Accordingly, the FTAs that Vietnam has signed with its partners have been opening the door for the Southeast Asian nation to integrate further into the global value chain and production network.
The new-generation FTAs, such as the CPTPP, the EU-Vietnam FTA (EVFTA) and the UK-Vietnam FTA (UKVFTA), are being implemented comprehensively and effectively.
The Ministry of Industry and Trade (MoIT) said the EVFTA, which came into effect on August 1, 2020, has created a huge boost for Vietnam’s exports, helping the country’s export turnover to the EU hit about $40.07 billion, up 14%.
As many as 201,846 EUR.1 certificates of origin (C/O) were issued in 2021 for Vietnamese exports worth $7.8 billion to 27 EU member countries, the ministry added.
Notably, enterprises exporting goods to the EU also perform self-certification of origin for 5,217 shipments valued at more than $16.5 million enjoying preferential tariffs under the EVFTA. This shows that many Vietnamese businesses have paid attention to taking advantage of opportunities from the EU's tariff reduction under the deal.
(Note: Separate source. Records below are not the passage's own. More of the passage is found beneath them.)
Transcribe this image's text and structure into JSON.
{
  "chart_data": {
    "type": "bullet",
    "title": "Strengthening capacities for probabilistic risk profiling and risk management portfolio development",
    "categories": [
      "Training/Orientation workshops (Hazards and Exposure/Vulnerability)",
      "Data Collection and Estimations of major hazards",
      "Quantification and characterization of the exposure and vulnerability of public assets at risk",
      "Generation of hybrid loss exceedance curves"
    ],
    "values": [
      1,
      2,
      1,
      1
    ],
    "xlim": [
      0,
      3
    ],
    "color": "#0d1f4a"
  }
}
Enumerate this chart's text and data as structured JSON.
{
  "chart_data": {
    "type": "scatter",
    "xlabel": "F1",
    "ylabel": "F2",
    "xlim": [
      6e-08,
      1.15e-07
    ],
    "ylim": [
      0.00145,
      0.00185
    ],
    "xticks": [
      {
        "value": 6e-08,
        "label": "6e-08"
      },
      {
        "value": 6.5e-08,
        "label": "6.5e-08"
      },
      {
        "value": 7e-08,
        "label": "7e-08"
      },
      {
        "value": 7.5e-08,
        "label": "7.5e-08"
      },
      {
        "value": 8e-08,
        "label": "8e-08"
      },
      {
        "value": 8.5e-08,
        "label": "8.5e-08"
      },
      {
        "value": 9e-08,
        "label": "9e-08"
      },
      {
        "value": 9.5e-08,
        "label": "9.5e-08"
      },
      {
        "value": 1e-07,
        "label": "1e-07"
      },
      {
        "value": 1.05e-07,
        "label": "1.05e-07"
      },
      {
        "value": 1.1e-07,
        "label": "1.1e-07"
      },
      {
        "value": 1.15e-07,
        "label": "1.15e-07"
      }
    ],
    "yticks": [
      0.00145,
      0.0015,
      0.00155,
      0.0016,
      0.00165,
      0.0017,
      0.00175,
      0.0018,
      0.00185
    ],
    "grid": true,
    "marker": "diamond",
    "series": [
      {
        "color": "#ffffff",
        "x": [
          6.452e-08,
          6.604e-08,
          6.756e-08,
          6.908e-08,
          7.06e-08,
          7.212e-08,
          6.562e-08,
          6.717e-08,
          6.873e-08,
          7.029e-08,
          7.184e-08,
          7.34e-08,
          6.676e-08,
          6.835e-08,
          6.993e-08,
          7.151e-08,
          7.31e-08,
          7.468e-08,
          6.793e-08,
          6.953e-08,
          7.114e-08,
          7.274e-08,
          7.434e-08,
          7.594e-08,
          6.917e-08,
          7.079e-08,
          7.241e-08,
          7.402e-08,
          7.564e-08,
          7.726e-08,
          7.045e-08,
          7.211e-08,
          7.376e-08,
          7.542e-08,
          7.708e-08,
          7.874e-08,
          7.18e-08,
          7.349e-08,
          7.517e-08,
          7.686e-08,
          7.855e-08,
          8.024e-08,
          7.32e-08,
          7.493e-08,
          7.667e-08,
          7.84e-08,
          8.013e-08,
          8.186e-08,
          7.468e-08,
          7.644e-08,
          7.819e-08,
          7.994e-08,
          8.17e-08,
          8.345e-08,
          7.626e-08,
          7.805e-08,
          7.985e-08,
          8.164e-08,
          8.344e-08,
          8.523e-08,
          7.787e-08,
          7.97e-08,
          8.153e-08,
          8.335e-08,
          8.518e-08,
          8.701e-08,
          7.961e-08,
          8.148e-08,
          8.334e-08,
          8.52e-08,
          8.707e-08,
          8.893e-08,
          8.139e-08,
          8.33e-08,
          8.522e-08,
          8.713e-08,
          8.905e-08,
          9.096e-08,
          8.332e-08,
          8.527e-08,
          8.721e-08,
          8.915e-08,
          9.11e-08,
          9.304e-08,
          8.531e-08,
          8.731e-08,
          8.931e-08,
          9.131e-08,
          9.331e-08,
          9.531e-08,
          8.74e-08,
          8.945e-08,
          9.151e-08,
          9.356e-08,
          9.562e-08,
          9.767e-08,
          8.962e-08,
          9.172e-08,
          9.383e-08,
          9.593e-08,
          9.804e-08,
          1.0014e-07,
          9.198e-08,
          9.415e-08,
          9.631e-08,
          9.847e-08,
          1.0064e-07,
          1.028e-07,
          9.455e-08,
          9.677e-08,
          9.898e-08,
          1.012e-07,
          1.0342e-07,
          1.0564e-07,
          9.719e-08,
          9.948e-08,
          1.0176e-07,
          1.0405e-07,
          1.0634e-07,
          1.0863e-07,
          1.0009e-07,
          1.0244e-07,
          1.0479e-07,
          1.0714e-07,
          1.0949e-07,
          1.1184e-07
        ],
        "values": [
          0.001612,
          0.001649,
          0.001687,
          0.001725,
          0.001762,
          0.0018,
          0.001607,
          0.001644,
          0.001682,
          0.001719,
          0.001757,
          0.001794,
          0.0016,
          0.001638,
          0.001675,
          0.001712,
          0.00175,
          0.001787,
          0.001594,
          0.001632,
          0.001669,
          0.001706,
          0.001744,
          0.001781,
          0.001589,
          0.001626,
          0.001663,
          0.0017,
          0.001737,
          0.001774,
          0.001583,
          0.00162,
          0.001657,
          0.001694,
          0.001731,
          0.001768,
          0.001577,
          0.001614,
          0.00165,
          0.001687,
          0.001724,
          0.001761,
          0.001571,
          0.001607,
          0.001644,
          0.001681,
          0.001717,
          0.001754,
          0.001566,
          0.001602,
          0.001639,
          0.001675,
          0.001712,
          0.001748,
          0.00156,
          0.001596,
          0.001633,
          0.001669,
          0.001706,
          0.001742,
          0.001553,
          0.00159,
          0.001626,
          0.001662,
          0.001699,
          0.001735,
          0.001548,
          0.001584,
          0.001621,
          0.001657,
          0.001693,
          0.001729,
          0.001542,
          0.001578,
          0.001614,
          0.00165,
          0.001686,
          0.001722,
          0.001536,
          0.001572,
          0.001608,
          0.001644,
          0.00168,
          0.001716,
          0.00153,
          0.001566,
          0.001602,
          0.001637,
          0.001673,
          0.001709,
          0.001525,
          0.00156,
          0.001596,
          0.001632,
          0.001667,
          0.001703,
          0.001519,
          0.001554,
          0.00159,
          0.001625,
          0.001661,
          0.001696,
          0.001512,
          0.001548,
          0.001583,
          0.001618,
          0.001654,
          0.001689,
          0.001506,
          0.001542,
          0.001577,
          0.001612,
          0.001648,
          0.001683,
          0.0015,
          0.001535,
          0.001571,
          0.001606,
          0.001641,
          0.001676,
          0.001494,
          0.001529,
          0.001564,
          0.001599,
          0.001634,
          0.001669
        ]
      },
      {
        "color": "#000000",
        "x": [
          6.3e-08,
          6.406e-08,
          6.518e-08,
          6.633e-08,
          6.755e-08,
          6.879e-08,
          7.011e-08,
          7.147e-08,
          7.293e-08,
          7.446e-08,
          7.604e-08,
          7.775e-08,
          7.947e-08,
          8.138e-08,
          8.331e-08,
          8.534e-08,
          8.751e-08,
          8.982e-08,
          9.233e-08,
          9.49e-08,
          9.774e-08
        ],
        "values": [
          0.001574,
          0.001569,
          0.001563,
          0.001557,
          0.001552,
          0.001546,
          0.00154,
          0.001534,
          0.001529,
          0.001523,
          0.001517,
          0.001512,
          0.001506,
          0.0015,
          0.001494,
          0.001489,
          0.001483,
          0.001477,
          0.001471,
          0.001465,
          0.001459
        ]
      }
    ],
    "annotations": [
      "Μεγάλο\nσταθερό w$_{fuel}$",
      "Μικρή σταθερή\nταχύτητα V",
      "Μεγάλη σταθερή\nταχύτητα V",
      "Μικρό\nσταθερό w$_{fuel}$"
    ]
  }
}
Besides, the UKVFTA, which was implemented from the beginning of 2021, also helped the two-way trade between Vietnam and the UK reach nearly $6.6 billion. The import and export values both increased by double digits to 24.1% and 15.4%, respectively.
Regarding the CPTPP, Vietnam’s exports to Canada and Mexico where Vietnam has just had FTAs with, respectively expanded by 19.5% and 46.1%.
However, in order to increase competitiveness in the markets that Vietnam signed FTAs with, a representative of the MoIT’s Import-Export Department said that businesses need to pay special heed to quality, food safety and hygiene, technical barriers, rules of origin and brand development.
In 2022, the MoIT will focus on effectively implementing the FTAs that Vietnam has joined, especially a plan for implementing new-generation ones, towards a more balanced import-export, ensuring stable markets for Vietnam’s exports./.